Uno de nosotros recuerda una sesión informativa de inteligencia de amenazas en particular. La sesión informativa había identificado un ataque específico como de bajo riesgo, pero un ejecutivo lo rechazó. En su opinión, el nivel de riesgo debería ser mayor porque la organización había sufrido este tipo de vulneración en el pasado.

El equipo de inteligencia de amenazas señaló que el panorama había cambiado desde entonces. La organización había instalado protecciones que reducían la probabilidad y la gravedad de un ataque de este tipo. Además, la amenaza no se había dirigido recientemente a organizaciones como esta empresa.   

El ejecutivo escuchó el caso y estuvo de acuerdo con la evaluación de bajo riesgo. Si no nos hubiéramos tomado el tiempo para alinearnos con el riesgo, habríamos terminado gastando tiempo y recursos en una amenaza que planteaba poco daño.

4.Principio BLUF

Este último punto es el más simple, pero quizás el más impactante. No requiere cambios de mentalidad ni redirecciones estratégicas. Es, en cambio, un pequeño cambio estructural en la forma en que redactamos los informes.

Estamos hablando del principio BLUF, o "poner lo más importante al principio".

Especialmente en los círculos de inteligencia de amenazas, tenemos la costumbre de producir informes largos y detallados de 20, tal vez 30 páginas, que abarcan inmersiones profundas en toda la información nueva que tenemos que compartir.

Puede que todo esto nos resulte interesante, pero muchos ejecutivos lo ven y piensan: "TLDR: demasiado largo, ¡no lo he leído!" 

Cuando utilizas el principio BLUF, empieza directamente con lo esencial: esto es lo que ha pasado. Esto es lo que debe preocuparle. Esta es nuestra evaluación de la situación y lo que pensamos que deberíamos hacer al respecto.

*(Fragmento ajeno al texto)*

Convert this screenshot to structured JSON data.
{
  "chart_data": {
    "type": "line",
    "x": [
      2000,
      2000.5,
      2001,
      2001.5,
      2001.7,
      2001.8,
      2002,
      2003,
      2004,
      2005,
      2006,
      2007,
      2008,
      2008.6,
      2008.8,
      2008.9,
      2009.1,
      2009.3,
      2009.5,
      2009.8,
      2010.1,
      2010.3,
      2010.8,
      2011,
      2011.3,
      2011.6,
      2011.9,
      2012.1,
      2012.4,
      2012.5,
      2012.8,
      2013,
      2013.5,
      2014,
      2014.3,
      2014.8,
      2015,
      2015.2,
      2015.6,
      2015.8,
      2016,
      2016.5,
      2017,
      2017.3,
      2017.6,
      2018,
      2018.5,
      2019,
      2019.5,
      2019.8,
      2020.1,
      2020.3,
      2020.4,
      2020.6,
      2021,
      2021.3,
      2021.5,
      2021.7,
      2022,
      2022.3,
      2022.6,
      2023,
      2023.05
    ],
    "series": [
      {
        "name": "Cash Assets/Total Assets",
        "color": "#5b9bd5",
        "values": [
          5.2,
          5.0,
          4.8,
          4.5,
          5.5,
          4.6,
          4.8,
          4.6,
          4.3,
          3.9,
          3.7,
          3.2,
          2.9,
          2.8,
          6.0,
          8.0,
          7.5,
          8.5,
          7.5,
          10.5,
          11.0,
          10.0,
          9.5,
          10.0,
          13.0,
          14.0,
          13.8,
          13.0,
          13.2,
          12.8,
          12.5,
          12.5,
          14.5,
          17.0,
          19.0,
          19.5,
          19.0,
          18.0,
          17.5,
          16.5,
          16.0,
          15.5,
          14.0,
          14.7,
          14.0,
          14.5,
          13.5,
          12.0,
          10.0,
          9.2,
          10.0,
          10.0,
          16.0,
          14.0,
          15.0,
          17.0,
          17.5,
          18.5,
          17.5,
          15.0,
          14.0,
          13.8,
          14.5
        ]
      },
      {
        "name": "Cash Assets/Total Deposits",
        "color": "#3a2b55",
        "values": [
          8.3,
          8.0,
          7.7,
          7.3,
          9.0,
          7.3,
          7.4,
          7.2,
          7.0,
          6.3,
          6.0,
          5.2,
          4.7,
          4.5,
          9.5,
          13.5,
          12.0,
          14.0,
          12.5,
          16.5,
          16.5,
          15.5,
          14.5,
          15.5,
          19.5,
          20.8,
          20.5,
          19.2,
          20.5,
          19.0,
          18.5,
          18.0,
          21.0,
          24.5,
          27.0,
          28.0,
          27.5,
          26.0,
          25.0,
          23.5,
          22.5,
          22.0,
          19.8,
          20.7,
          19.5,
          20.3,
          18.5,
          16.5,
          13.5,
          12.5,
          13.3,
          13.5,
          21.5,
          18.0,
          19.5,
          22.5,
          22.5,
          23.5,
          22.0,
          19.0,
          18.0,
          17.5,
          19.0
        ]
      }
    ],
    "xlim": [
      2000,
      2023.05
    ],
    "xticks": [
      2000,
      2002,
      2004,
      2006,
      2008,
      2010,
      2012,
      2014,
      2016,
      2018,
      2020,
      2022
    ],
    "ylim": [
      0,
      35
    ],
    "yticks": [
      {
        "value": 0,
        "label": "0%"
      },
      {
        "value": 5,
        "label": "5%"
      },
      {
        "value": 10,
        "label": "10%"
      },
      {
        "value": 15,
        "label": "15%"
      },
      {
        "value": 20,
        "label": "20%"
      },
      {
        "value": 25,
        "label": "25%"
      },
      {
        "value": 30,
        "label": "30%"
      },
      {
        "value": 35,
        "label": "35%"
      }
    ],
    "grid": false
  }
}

El resto del informe puede seguir siendo un análisis en profundidad para aquellos lectores que lo deseen. Pero un resumen digerible, basado en detalles pertinentes y concretos, suele ser suficiente para que los líderes empresariales tomen una decisión informada. 

Hablar con firmeza y persuasión

Para cerrar la brecha de las comunicaciones de ciberseguridad, lo que en última instancia debemos hacer es traducir los términos técnicos de nuestro arte a un lenguaje de urgencia e impacto que resuene en los líderes empresariales.

Al cambiar nuestro enfoque de la comunicación, también podemos cambiar la percepción de la seguridad de la empresa: de otra línea de pedido a una inversión crítica que ayuda a la organización a operar, innovar y prosperar.